By Tim Sandle     Sep 23, 2014 in Science
Researchers have developed a novel method to study the Ebola virus in wildlife. The new technique is based on apes, like humans, who survive viral infections developing antibodies against the infection.
With the Ebola virus outbreak showing no signs of abating, scientists are searching for new ways to track the spread of the disease. The World Health Organization is predicting 20,000 Ebola cases by the end of November and the health agency has also confirmed that the fatality rate is around seventy percent.
Scientists think that Ebola can be tracked through the study of animals that are also susceptible to the disease. The standard means to do so is to measure antibodies is in the blood. However, this requires animals to be caught and sampled. As an alternative, a research group have developed a laboratory technique that can isolate antibodies from ape feces.

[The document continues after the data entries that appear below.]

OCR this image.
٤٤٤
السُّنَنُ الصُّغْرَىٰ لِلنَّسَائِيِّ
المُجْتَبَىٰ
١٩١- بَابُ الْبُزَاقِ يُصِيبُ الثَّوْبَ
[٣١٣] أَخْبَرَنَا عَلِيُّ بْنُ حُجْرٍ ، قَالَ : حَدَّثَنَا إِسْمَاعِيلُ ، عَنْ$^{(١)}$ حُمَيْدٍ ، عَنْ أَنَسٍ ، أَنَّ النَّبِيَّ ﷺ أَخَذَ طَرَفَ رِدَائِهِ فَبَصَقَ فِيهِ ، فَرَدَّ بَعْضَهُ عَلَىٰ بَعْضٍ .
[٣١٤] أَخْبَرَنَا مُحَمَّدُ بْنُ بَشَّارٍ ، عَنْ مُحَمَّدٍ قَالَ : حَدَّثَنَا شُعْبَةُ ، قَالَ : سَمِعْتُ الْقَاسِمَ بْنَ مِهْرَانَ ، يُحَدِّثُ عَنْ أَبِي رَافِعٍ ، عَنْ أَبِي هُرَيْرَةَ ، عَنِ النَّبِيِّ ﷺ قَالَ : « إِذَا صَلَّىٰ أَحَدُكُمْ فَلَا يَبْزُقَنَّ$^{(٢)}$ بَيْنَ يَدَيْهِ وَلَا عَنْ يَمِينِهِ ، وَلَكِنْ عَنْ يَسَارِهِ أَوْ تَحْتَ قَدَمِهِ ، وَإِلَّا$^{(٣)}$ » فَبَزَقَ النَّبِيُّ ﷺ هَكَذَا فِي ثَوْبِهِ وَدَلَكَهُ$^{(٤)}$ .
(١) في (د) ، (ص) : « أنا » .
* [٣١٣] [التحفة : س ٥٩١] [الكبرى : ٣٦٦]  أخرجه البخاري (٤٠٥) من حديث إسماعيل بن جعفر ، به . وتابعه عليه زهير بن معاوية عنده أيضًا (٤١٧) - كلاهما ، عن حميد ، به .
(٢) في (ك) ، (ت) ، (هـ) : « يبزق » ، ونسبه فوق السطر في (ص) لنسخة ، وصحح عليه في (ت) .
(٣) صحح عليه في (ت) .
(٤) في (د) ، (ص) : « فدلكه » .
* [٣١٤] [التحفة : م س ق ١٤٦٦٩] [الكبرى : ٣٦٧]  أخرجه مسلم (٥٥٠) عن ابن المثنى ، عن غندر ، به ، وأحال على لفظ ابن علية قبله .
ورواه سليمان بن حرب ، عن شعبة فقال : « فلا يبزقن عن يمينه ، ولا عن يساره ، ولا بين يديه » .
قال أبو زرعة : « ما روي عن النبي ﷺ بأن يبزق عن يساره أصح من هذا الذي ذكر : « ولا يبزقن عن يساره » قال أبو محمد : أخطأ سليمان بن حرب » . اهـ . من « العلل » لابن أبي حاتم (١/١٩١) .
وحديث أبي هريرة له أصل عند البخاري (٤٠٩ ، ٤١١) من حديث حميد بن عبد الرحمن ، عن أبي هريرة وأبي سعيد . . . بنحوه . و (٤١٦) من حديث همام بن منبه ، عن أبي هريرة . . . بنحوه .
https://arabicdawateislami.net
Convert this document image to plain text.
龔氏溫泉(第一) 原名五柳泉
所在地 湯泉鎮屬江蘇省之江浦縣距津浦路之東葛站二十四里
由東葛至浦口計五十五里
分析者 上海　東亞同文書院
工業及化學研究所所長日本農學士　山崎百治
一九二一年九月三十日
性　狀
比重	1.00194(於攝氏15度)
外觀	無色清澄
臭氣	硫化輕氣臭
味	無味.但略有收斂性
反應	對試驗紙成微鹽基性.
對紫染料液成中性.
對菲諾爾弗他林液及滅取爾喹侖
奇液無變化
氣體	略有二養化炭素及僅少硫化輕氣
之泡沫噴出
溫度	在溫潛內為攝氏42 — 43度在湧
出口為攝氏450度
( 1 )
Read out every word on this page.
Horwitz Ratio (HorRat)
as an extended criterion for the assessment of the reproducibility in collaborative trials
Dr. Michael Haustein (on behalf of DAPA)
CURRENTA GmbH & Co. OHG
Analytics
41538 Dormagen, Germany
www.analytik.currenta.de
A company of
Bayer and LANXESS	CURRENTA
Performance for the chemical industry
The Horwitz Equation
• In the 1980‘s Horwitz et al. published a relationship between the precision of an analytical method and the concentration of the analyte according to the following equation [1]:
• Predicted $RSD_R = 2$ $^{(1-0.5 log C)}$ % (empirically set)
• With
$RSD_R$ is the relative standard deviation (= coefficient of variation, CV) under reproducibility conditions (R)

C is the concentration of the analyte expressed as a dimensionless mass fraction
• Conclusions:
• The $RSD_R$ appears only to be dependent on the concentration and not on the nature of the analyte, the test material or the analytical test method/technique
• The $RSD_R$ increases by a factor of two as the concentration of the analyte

To develop the method, fecal samples from eighty wild gorillas from five different habitats across the northern Republic of Congo were sampled and analysed for Zaire Ebola virus. Overall, ten percent of the samples tested positive. The scientists were satisfied with the robustness of this test in detecting antibodies against Ebola virus in feces.
The object behind the new test is to measure the spread of Ebola across distance and over time, and to gain an understanding of how readily the virus can spread. The approach can potentially be adapted to other species that play roles in Ebola virus transmission, including small antelope and wild pigs.
The findings have been published in the journal PLOS Neglected Tropical Diseases. The research study is titled “A New Approach for Monitoring Ebolavirus in Wild Great Apes.”